4) A 2.00g of limestone is allowed to react with 100cm^3 of 0.200 mol/dm^3 H2SO4. The excess acid required 12.40cm^3 of 0.100 mol/dm^3 NaOH for neutralisation. Calculate the percentage of calcium carbonate in the limestone
Q1. Write the balanced equation. From sample mass of reactant, find moles of reactant, hence apply stoichiometry to find expected moles of product, then convert to expected sample mass of product. Take actual sample mass of product, divided by expected sample mass 3.0g of product.
Q2. Find moles of hydrate CuSO4.xH2O in terms of x (ie. sample mass / molar mass). From sample mass of anhydrate, find moles of anhydrate. This is also the number of moles of the hydrate. Equate the two moles (anhydrate as number, hydrate in terms of x) to solve for x.
Q3. Write the balanced equation for combustion of hydrocarbon, in terms of x and y. 80-50=30cm3 was CO2 (since 2OH- + CO2 --> CO3 2- + H2O). 10cm3 of CxHy generated 30cm3 of CO2, hence x = 3. At rtp, H2O is liquid. Hence the remaining 50cm3 must have been excess O2. Hence you know how much O2 was used up (per 10cm3 of CxHy). Hence, applying stoichiometry of the balanced combustion equation, already knowing x, you can solve for y (since the coefficient of O2 used in the balanced equation is in terms of x and y).

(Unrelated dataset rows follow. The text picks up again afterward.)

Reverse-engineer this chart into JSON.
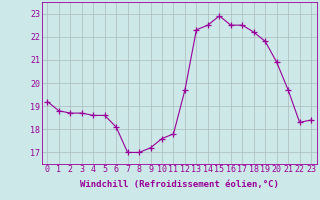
{
  "x": [
    0,
    1,
    2,
    3,
    4,
    5,
    6,
    7,
    8,
    9,
    10,
    11,
    12,
    13,
    14,
    15,
    16,
    17,
    18,
    19,
    20,
    21,
    22,
    23
  ],
  "y": [
    19.2,
    18.8,
    18.7,
    18.7,
    18.6,
    18.6,
    18.1,
    17.0,
    17.0,
    17.2,
    17.6,
    17.8,
    19.7,
    22.3,
    22.5,
    22.9,
    22.5,
    22.5,
    22.2,
    21.8,
    20.9,
    19.7,
    18.3,
    18.4
  ],
  "line_color": "#990099",
  "marker": "+",
  "marker_size": 4,
  "bg_color": "#cce8e8",
  "grid_color": "#aabbbb",
  "xlabel": "Windchill (Refroidissement éolien,°C)",
  "xlabel_fontsize": 6.5,
  "tick_fontsize": 6,
  "ylim": [
    16.5,
    23.5
  ],
  "xlim": [
    -0.5,
    23.5
  ],
  "yticks": [
    17,
    18,
    19,
    20,
    21,
    22,
    23
  ],
  "xticks": [
    0,
    1,
    2,
    3,
    4,
    5,
    6,
    7,
    8,
    9,
    10,
    11,
    12,
    13,
    14,
    15,
    16,
    17,
    18,
    19,
    20,
    21,
    22,
    23
  ]
}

Q4. For this qn, H2SO4 is considered a strong diprotic acid. From moles of OH- used, you can find moles of H+ in excess. Hence find moles of H+ which reacted (ie. take total moles of H+ from H2SO4, minus away moles of H+ in excess) with the CaCO3, hence apply stoichiometry to calculate moles of CO3 2- (note that CO3 2- is a diprotic base), which is the same as moles of CaCO3. Then convert the moles of sample mass. Take this actual sample mass, divided by actual sample mass 2.0g.